Was uns dort erwartete war unbeschreiblich und soll doch zu skizzieren versucht werden:

Hunderte LKWs standen und warteten, vermutlich seit Tagen auf die Abfertigung. Menschen wuselten umher, sie brüllten und gestikulierten. Alle Autos standen kreuz und quer im Staub, im Morast, im Dreck und eine Barackenanlage sah nach einer Grenzstation aus.


Diese LKWs warten vermutlich tagelang

Wir wussten gar nicht wo wir als nächstes hinfahren sollten bzw. winkten diverse Menschen in unterschiedliche Richtung.

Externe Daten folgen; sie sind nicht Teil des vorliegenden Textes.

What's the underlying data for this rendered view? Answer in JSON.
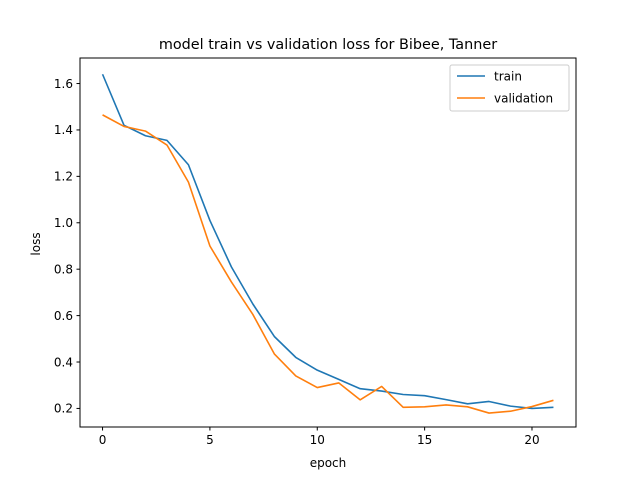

Rund 20 davon hatten offizielle Schilder um den Hals, die anderen keine – aber alle wollten uns in unterschiedliche Richtungen dirigieren. Wir parkten und ein Pulk von Menschen schoss auf uns zu. Ein Wortschwall prallte auf uns ein „Dahin, dahin!“ und „Sie brauchen keinen Agenten, sie schaffen es alleine“ sowie „Ich will ihr Agent sein!“ - Uns war völlig klar, dass wir es alleine schaffen würden, warum auch nicht? Warum auch nicht? Darum!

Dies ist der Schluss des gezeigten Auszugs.